Ich lasse die o.g. Exemplare dann mal weiterziehen und wünsche ihnen noch viel Glück bei zukünftigen Vorstellungsgesprächen.

*(OK, ganz leicht übertrieben, aber trotzdem waren die Vorstellungen überzogen)

9 Gedanken zu „Verkehrte Welt

  1. Eine traurige Erfahrung, die ich leider teile. Als wir Verstärkung in meinem Team suchten, haben wir ähnliche Erfahrungen machen müssen. Letztlich habe ich über private Beziehungen einen Menschen gefunden finden, der auf dem Boden der Tatsachen geht und nicht schwebt.

  2. Moment mal! Du meinst, wenn ich mit meinem Studium fertig bin, bekomme ich nicht automatisch mindestens 10.000€/Monat, Büros in Köln, London und New York sowie Dienstwagen (keine Opels, bitte)?

    Verdammt! Dann hätte ich doch in die Politik gehen sollen.
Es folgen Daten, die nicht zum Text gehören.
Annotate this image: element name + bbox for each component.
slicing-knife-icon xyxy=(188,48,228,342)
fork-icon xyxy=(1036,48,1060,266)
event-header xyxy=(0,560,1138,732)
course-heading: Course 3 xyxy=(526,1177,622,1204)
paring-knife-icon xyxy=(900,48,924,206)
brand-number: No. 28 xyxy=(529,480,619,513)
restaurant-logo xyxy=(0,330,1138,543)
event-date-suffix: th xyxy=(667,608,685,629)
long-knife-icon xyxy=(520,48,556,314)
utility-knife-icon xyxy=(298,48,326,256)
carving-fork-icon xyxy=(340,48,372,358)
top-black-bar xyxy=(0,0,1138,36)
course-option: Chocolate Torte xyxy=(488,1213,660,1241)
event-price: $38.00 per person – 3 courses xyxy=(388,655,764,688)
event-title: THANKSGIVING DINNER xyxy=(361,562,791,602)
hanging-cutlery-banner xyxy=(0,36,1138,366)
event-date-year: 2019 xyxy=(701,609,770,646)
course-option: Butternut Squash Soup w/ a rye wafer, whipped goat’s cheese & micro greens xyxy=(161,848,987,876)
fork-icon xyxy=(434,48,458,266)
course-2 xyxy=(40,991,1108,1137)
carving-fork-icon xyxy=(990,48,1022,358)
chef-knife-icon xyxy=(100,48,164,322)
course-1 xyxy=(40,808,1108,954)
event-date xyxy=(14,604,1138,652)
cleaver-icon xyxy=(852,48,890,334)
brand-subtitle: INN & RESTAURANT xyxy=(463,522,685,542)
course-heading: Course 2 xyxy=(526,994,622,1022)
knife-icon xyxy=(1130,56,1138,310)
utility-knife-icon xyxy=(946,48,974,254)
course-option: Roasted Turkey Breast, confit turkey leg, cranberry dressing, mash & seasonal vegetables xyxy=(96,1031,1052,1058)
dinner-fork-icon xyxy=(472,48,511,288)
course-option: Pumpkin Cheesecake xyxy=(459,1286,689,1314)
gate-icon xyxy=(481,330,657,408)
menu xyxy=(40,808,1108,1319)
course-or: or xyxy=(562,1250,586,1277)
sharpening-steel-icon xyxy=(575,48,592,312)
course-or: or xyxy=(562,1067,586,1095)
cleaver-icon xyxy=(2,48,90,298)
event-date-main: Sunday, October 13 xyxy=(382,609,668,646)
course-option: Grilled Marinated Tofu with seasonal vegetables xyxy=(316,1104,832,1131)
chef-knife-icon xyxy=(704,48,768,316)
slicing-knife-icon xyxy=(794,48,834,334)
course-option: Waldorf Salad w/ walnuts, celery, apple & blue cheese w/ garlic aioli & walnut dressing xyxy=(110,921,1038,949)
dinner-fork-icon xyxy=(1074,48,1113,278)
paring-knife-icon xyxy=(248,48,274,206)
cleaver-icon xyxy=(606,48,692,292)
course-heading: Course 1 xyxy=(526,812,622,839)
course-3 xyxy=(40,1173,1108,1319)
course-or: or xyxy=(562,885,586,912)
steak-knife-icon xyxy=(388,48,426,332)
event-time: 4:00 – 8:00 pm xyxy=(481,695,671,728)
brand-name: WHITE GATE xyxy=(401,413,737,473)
  3. Rüdiger: Danke, ich habe schon an mir gezweifelt

    WdW: Ich schimpfe nicht auf den Mittelstand an sich. Wäre auch schön doof, immerhin gehöre ich dazu. Der Mittelstand beschäftigt die meisten Angestellten, zahlt die Steuern und ist für Deutschland weitaus wichtiger als die DAX-Konzerne. Ich schimpfe auf schlechte und fast menschenunwürdige Arbeitsbedingungen, die man mancherorts vorfindet.Manchmal werden Mitarbeiter in Betrieben er- und ausgepresst. Das geht anders, besser und schöner, das leben wir jeden Tag vor. Man kann so arbeiten, dass es allen dabei gut geht.

    Skriegel: Ja, Politik oder, bis vor kurzem noch, Dax-Konzern, das wär´s gewesen.